Our dataset certainly suffers from certain limitations, as gathering data in an organized manner during a pandemic is a logistic and time-sensitive challenge. We ensured that the Northumbria and Neuruppin cohort used US devices from the same vendor, but this was not possible for external data from online sources and publications. Processing exemplary videos of publications carries the risk of population bias and may overestimate the frequency of stereotypical symptoms and pathologies. In general, the data inevitably remains heterogeneous and information is at least partially unknown, including patient metadata (age, gender, symptoms etc.), technical details (recording frequency, imaging depths) and disease progression (duration of symptoms at day of examination). While this heterogeneity may induce biases, it can also aid in developing robust methods, as models based on single-center data often fail to generalize [80]. Moreover, most types of patterns in LUS are, just like for CT or CXR, not disease-specific [66,67] (see also Figure 2b) and we by no means claim to develop a diagnostic tool in here. For the future, a more homogeneous dataset of LUS, associated with demographics and anamnesis of patients should be collected in a controlled manner from different hospitals. Conclusively however, given the non-availability of other public databases for LUS data in the context of COVID-19, this does not decrease the benefit of our dataset; but we do advise to be careful in drawing far-ranging conclusions from simulations on our dataset.

6. Conclusions

Lung ultrasound as an established diagnosis tool that is both safe and highly available constitutes a method with potentially huge impact that has nevertheless been neglected by the machine learning community. This work presents a novel LUS dataset for COVID-19 alongside new methods and analyses that pave the way towards computer vision-assisted differential diagnosis of COVID-19 from US. We provide an extensive analysis of interpretable methods that are relevant not only in the context of COVID-19, but in general for the diagnosis of viral and bacterial pneumonias.

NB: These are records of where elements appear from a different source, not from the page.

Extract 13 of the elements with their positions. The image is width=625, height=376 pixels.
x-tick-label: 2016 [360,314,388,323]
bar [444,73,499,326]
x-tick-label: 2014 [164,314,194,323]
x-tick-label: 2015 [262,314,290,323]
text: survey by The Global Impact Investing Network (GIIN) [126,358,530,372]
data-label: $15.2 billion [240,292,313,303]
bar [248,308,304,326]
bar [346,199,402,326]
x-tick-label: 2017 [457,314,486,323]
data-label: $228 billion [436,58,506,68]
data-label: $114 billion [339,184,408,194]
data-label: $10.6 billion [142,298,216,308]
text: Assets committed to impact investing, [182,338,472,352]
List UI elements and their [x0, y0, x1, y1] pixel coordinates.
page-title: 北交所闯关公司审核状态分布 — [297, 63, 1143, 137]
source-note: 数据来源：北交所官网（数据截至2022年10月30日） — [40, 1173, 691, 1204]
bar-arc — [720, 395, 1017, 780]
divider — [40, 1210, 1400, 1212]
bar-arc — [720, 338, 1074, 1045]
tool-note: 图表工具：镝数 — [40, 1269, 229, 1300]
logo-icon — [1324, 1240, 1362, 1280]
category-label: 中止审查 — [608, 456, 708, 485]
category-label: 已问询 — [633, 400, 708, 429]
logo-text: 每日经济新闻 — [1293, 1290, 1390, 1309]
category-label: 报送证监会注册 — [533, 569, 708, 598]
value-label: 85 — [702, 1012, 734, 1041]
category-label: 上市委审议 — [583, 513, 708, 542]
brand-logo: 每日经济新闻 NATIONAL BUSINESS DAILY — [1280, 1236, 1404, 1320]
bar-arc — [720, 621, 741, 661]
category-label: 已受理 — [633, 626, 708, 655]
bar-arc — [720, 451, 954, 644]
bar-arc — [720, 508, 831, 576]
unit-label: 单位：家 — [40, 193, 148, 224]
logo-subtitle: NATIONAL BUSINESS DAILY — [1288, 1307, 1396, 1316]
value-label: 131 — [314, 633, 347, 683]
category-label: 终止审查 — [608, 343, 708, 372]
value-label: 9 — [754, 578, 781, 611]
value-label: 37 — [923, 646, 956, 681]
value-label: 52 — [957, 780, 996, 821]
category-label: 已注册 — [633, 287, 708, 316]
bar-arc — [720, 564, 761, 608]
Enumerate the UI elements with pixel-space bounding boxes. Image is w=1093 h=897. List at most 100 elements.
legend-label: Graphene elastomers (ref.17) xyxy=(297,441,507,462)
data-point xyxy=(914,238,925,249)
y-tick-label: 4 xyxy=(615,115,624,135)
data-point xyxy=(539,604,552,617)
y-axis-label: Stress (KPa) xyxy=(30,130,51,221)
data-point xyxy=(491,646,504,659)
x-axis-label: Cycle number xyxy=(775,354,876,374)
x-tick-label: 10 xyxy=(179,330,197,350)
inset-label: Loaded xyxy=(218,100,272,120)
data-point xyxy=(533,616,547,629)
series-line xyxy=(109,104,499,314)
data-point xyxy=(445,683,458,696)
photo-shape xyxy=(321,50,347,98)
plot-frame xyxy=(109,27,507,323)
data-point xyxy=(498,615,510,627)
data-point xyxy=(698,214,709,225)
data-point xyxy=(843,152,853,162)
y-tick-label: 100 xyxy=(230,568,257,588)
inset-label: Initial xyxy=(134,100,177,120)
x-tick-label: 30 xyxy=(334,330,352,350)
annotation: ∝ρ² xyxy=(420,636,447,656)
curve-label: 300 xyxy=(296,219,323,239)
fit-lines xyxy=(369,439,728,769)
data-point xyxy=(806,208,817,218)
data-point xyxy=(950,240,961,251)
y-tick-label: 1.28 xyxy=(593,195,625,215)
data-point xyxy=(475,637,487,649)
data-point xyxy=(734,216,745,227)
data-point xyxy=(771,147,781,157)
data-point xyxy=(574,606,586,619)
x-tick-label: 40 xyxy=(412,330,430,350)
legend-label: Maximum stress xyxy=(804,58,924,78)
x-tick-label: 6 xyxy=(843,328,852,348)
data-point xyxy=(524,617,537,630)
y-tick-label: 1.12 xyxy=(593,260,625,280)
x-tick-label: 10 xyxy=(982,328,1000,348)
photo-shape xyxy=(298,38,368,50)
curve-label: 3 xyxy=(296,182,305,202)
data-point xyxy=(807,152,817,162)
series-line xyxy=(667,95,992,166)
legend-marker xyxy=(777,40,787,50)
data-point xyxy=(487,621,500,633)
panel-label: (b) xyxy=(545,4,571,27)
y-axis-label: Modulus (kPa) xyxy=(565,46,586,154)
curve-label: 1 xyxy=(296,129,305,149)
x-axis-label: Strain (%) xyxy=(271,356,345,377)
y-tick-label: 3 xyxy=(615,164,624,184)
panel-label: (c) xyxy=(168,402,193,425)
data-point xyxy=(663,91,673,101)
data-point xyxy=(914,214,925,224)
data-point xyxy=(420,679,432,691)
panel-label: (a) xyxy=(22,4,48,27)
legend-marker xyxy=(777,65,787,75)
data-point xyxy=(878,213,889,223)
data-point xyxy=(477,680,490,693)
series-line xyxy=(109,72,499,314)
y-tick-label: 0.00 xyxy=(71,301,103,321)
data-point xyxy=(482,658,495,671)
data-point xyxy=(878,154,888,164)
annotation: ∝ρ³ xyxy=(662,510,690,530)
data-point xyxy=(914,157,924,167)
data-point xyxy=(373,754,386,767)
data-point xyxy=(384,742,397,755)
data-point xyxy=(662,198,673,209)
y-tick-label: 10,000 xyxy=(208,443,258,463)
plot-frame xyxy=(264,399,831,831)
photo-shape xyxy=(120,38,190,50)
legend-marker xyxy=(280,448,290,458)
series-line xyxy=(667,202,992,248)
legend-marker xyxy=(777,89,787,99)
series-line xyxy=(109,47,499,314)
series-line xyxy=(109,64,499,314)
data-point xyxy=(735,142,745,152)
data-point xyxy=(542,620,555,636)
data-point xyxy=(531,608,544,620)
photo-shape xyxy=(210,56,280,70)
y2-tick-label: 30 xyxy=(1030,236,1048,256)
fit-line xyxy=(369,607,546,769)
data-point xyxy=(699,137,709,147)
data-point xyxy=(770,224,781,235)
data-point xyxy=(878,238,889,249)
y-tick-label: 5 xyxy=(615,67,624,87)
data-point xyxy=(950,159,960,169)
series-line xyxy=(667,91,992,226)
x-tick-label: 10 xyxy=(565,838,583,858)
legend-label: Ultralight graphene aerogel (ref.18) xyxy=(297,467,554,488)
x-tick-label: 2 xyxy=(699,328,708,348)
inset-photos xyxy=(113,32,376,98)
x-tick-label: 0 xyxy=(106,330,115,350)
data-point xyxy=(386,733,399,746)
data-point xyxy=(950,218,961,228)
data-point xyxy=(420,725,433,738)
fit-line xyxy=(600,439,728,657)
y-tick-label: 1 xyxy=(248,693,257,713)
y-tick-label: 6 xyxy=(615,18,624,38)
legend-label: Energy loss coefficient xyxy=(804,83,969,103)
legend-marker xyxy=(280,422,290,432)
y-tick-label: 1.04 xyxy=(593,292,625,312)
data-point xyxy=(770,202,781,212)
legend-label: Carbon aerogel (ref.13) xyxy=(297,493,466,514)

Our published database is constantly updated and verified by medical experts and researchers are invited to contribute to our initiative. We strongly believe in the value of such open-source databases not only for follow-up work, but also for related fields. Our data in particular can be utilized for pre-training (transfer learning) in other US applications [41], as done in Model Genesis [73]. Even research on noise and artifact removal from US [81], or US image simulation [82] might benefit from the availability of US data. The available metadata also opens up opportunities for further analysis with respect to pre-conditions, symptoms and patterns, as we touched upon in Figure 2a,b.

We envision the proposed tool as a step toward a decision support system to aid diagnosis by providing a “second opinion” to increase reliability. The promising results of our model are to be validated in a controlled clinical study that investigates the predictive power of US for automatic detection of COVID-19, especially in comparison to CT and CXR.